As in most class actions, legal experts say, the odds seem stacked against the plaintiffs. “But the fact that this case has survived that motion to dismiss is fairly significant,” says Holden. “That doesn’t spell victory automatically. But it is a signal that hey, this isn’t a nothing.” If the case does proceed to trial, experts say, a jury could be turned off by the way DraftKings marketed its promotion offer to novice customers. “The lawsuit does a good job of saying, ‘Of course, you put it in your terms and conditions, but you don’t emphasize that,’” says Keith Miller, a professor at Drake Law School. “You don’t emphasize how much people have to deposit. What the play-through is. Those sorts of things are the hardest for them to defend.”
Law is like the NFL: a copycat operation. Innovations spread fast. As the Massachusetts suit progresses, lawyers in other states will file similar claims, just as they did in the tobacco wars. It’s already happening. In September, a suit similar to PHIA’s action was filed in New York; so far in 2025, DraftKings has been hit with lawsuits in New Jersey, Illinois, and Kentucky concerning its “no-sweat” and “risk-free” bet promotions.

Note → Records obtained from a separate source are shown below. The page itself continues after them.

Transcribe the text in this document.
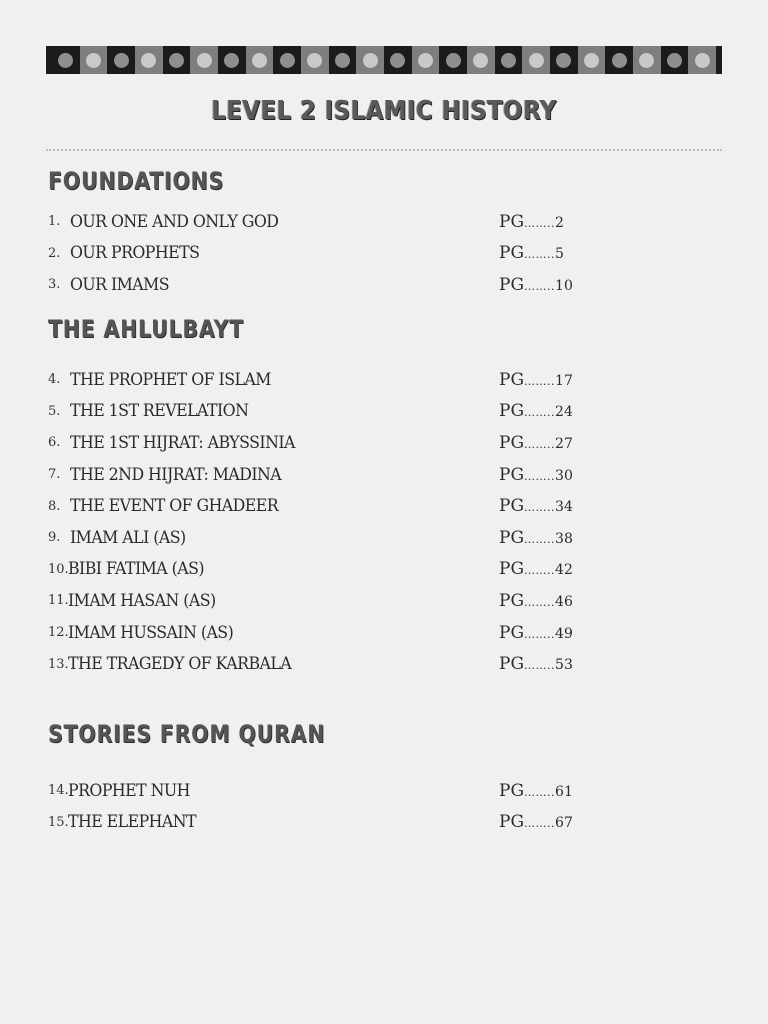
LEVEL 2 ISLAMIC HISTORY
FOUNDATIONS
1. OUR ONE AND ONLY GOD	PG……..2
2. OUR PROPHETS	PG……..5
3. OUR IMAMS	PG……..10
THE AHLULBAYT
4. THE PROPHET OF ISLAM	PG……..17
5. THE 1ST REVELATION	PG……..24
6. THE 1ST HIJRAT: ABYSSINIA	PG……..27
7. THE 2ND HIJRAT: MADINA	PG……..30
8. THE EVENT OF GHADEER	PG……..34
9. IMAM ALI (AS)	PG……..38
10. BIBI FATIMA (AS)	PG……..42
11. IMAM HASAN (AS)	PG……..46
12. IMAM HUSSAIN (AS)	PG……..49
13. THE TRAGEDY OF KARBALA	PG……..53
STORIES FROM QURAN
14. PROPHET NUH	PG……..61
15. THE ELEPHANT	PG……..67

“DraftKings provides a legal and regulated platform that prioritizes integrity and responsible gaming,” a company spokesperson writes to TIME in a statement. “Our products are designed for fun and entertainment, giving players opportunities to follow their favorite teams and athletes while connecting with friends. We believe our promotional terms are clearly and fairly disclosed in plain language, and we fully adhere to the regulations set forth in each jurisdiction where we operate. We remain committed to resolving the matter in question through the legal process.”

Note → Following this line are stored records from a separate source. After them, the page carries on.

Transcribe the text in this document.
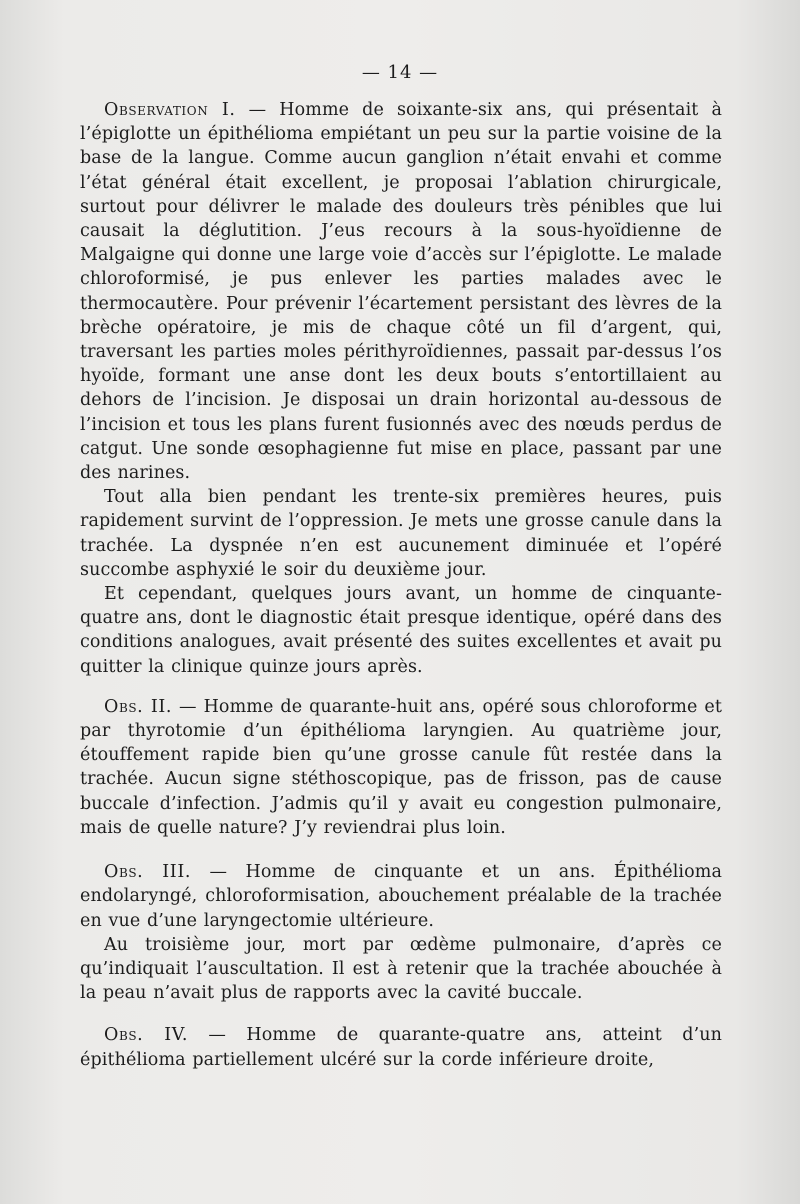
— 14 —

Observation I. — Homme de soixante-six ans, qui présentait à l’épiglotte un épithélioma empiétant un peu sur la partie voisine de la base de la langue. Comme aucun ganglion n’était envahi et comme l’état général était excellent, je proposai l’ablation chirurgicale, surtout pour délivrer le malade des douleurs très pénibles que lui causait la déglutition. J’eus recours à la sous-hyoïdienne de Malgaigne qui donne une large voie d’accès sur l’épiglotte. Le malade chloroformisé, je pus enlever les parties malades avec le thermocautère. Pour prévenir l’écartement persistant des lèvres de la brèche opératoire, je mis de chaque côté un fil d’argent, qui, traversant les parties moles périthyroïdiennes, passait par-dessus l’os hyoïde, formant une anse dont les deux bouts s’entortillaient au dehors de l’incision. Je disposai un drain horizontal au-dessous de l’incision et tous les plans furent fusionnés avec des nœuds perdus de catgut. Une sonde œsophagienne fut mise en place, passant par une des narines.

Tout alla bien pendant les trente-six premières heures, puis rapidement survint de l’oppression. Je mets une grosse canule dans la trachée. La dyspnée n’en est aucunement diminuée et l’opéré succombe asphyxié le soir du deuxième jour.

Et cependant, quelques jours avant, un homme de cinquante-quatre ans, dont le diagnostic était presque identique, opéré dans des conditions analogues, avait présenté des suites excellentes et avait pu quitter la clinique quinze jours après.

Obs. II. — Homme de quarante-huit ans, opéré sous chloroforme et par thyrotomie d’un épithélioma laryngien. Au quatrième jour, étouffement rapide bien qu’une grosse canule fût restée dans la trachée. Aucun signe stéthoscopique, pas de frisson, pas de cause buccale d’infection. J’admis qu’il y avait eu congestion pulmonaire, mais de quelle nature? J’y reviendrai plus loin.

Obs. III. — Homme de cinquante et un ans. Épithélioma endolaryngé, chloroformisation, abouchement préalable de la trachée en vue d’une laryngectomie ultérieure.

Au troisième jour, mort par œdème pulmonaire, d’après ce qu’indiquait l’auscultation. Il est à retenir que la trachée abouchée à la peau n’avait plus de rapports avec la cavité buccale.

Obs. IV. — Homme de quarante-quatre ans, atteint d’un épithélioma partiellement ulcéré sur la corde inférieure droite,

Meanwhile, the SAFE Bet Act— which would also ban such “bonus” and “no sweat” advertising, require that operators conduct customer affordability checks for wagers in excess of $1,000 in a 24-hour period or $10,000 in a 30-day period, and prohibit operators from accepting deposits via credit card—is also an underdog. After all, two Democrats are pushing for regulations in a Republican-controlled Congress. “I’m very clear-eyed that it will be an uphill fight,” says Blumenthal. “It will depend a lot on whether my Republican colleagues want to stand up to the industry and produce some decent reforms.” His Democratic colleagues, moreover, don’t count as no-sweat bets. “The power of the industry affects legislators on a bipartisan basis,” says Blumenthal. “To be very blunt, it’s not like Democrats are immune to campaign contributions and other forms of influence.”

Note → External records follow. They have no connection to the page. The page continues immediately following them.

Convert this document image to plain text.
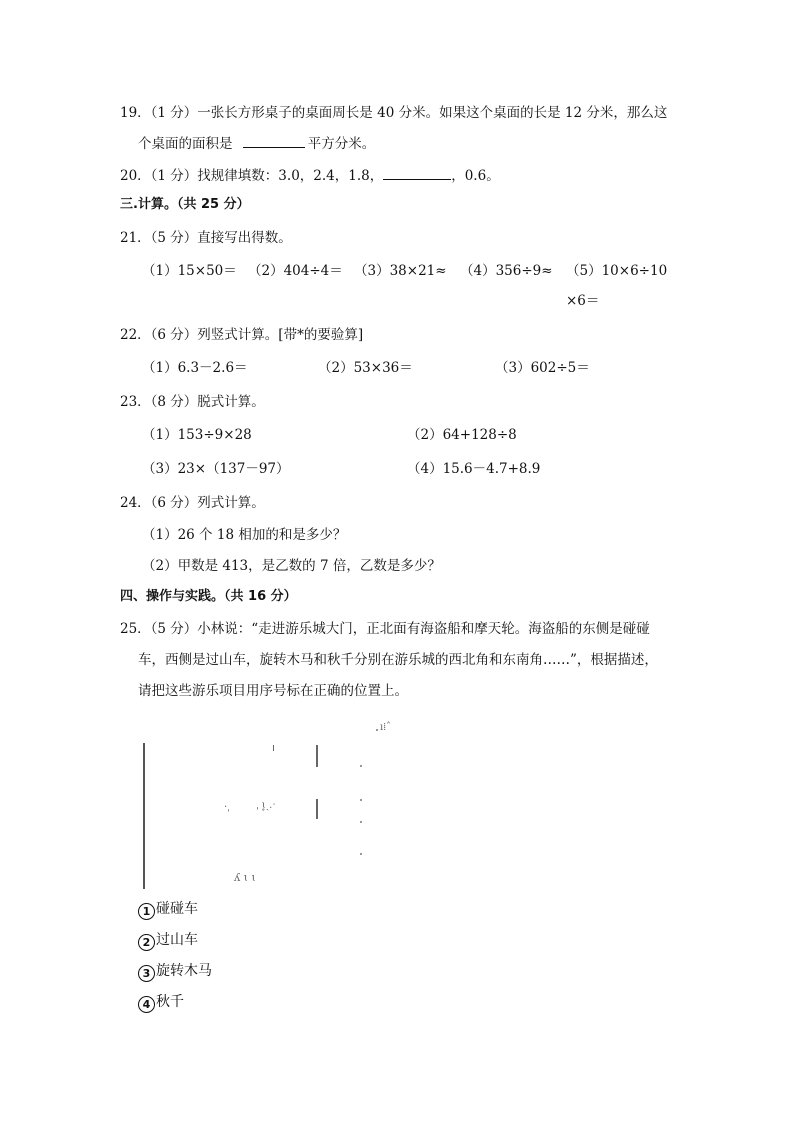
19．（1 分）一张长方形桌子的桌面周长是 40 分米。如果这个桌面的长是 12 分米，那么这
个桌面的面积是	平方分米。
20．（1 分）找规律填数：3.0，2.4，1.8，	，0.6。
三.计算。（共 25 分）
21．（5 分）直接写出得数。
（1）15×50＝ （2）404÷4＝ （3）38×21≈ （4）356÷9≈ （5）10×6÷10
×6＝
22．（6 分）列竖式计算。[带*的要验算]
（1）6.3－2.6＝	（2）53×36＝	（3）602÷5＝
23．（8 分）脱式计算。
（1）153÷9×28	（2）64+128÷8
（3）23×（137－97）	（4）15.6－4.7+8.9
24．（6 分）列式计算。
（1）26 个 18 相加的和是多少？
（2）甲数是 413，是乙数的 7 倍，乙数是多少？
四、操作与实践。（共 16 分）
25．（5 分）小林说：“走进游乐城大门，正北面有海盗船和摩天轮。海盗船的东侧是碰碰
车，西侧是过山车，旋转木马和秋千分别在游乐城的西北角和东南角……”，根据描述，
请把这些游乐项目用序号标在正确的位置上。
ı⁞ˆ
·ˌ	ˌ ɩ̥ˏ.ˑ
ʎ ɩ ɩ
1 碰碰车
2 过山车
3 旋转木马
4 秋千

Through it all, Daynard, who’s well past retirement age, plans to keep fighting. He works out with a trainer and says he’s in the best physical shape in his life. He’s still teaching at Northeastern while pursuing a public-health agenda. “I love being productive and useful,” he says. “I don’t play tennis. I don’t play golf. I don’t sail. There’s a limit to how much solitaire I can play. I haven’t learned how to play pickleball.” He’s promised to go part time if he makes it to 100.
“One of the great upsides of being older is you’ve seen a lot of things,” says Daynard. “And you can recognize them. So you see something, you say, ‘Aha.’” Daynard snaps his finger. “What’s similar with the tobacco industry is that they’ve designed the trap. The customers are in there, and they extract whatever money they can from them. And what happens with a trapped customer? Nothing good.”